United States of America, Plaintiff-Appellee, v. George Warren, Defendant-Appellant.

No. 15-3177

    Decided: May 26, 2016

Before KELLY, GORSUCH, and PHILLIPS, Circuit Judges.


Defendant-Appellant George Warren appeals from the district court's denial of his motion for early termination of his twelve-year supervised release term. United States v. Warren, No. 03-20160-01-KHV (D. Kan. July 17, 2015). Mr. Warren has completed over six years of that term and the district court indicated that it would reconsider the matter after July 1, 2017 given another motion. On appeal, Mr. Warren raises both procedural and substantive challenges to the district court's denial. Procedurally, he argues the district court erred in failing to address his nonfrivolous arguments, failing to consider the statutory factors in 18 U.S.C. § 3553(a), and failing to provide an adequate explanation for the denial of his motion. Substantively, Mr. Warren argues the district court improperly ignored his recent good behavior, his participation in drug treatment, his successful reintegration into society, his role as a father to two young children, and his probation officer's decision not to oppose termination.

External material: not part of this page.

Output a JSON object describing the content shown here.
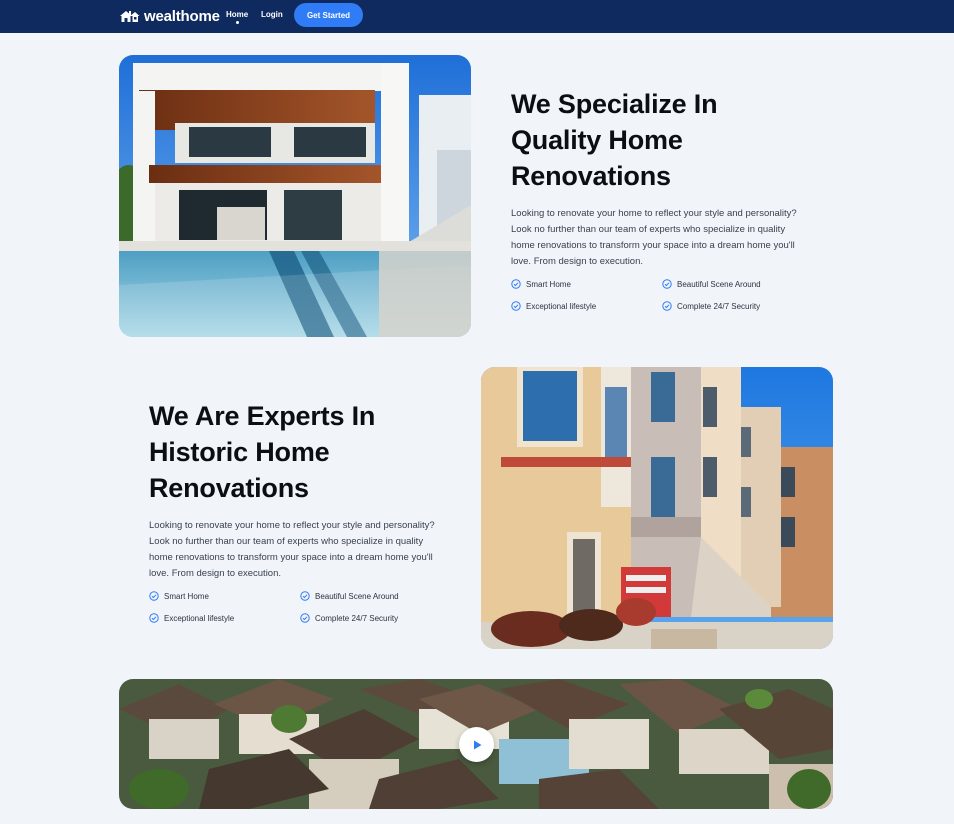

A district court has authority to “terminate a term of supervised release and discharge the defendant released at any time after the expiration of one year of supervised release,” so long as it considers the factors in § 3553(a) and the release is in the “interest of justice.” 18 U.S.C. § 3583(e)(1); United States v. Begay, 631 F.3d 1168, 1171-72 (10th Cir. 2011). We review the district court's denial of Mr. Warren's motion for an abuse of discretion. Rhodes v. Judiscak, 676 F.3d 931, 933 (10th Cir. 2012).

To be sure, § 3583(e)(1) requires consideration of § 3553(a) when a district court terminates supervised release. However, it is unclear whether § 3583(e)(1) requires consideration of the § 3553(a) factors when denying a motion to terminate supervised release. In any event, given the right to appeal, we need a meaningful basis for appellate review.

In denying Mr. Warren's motion, the district court noted that Mr. Warren had violated conditions of supervision, and although he was doing well now, the court determined continued supervision “would be helpful and is necessary to ensure that defendant continues to adjust to his release after prison.” Id. While neither the court's disposition nor the government's response explicitly reference § 3553(a), it is clear that the court considered the relevant factors—addressing Mr. Warren's history and characteristics, § 3553(a)(1), and discussing the need to provide him with effective correctional treatment, § 3553(a)(2)(D). Even in the initial sentencing context where a district court has a duty to consider all of the § 3553(a) factors, we have never required a discussion of each and every factor. United States v. Ruiz-Terrazas, 477 F.3d 1196, 1201-02 (10th Cir. 2007). Absent evidence to the contrary, we presume that the district court knows and applies the law. Id. Here, it is apparent from the record and the court's order that the district court considered the parties' positions and then exercised its discretion to deny the motion. More is not required. See United States v. Verdin-Garcia, –F.3d – (10th Cir. 2016).



FOOTNOTE.   This order and judgment is not binding precedent, except under the doctrines of law of the case, res judicata, and collateral estoppel. It may be cited, however, for its persuasive value consistent with Fed. R. App. P. 32.1 and 10th Cir. R. 32.1.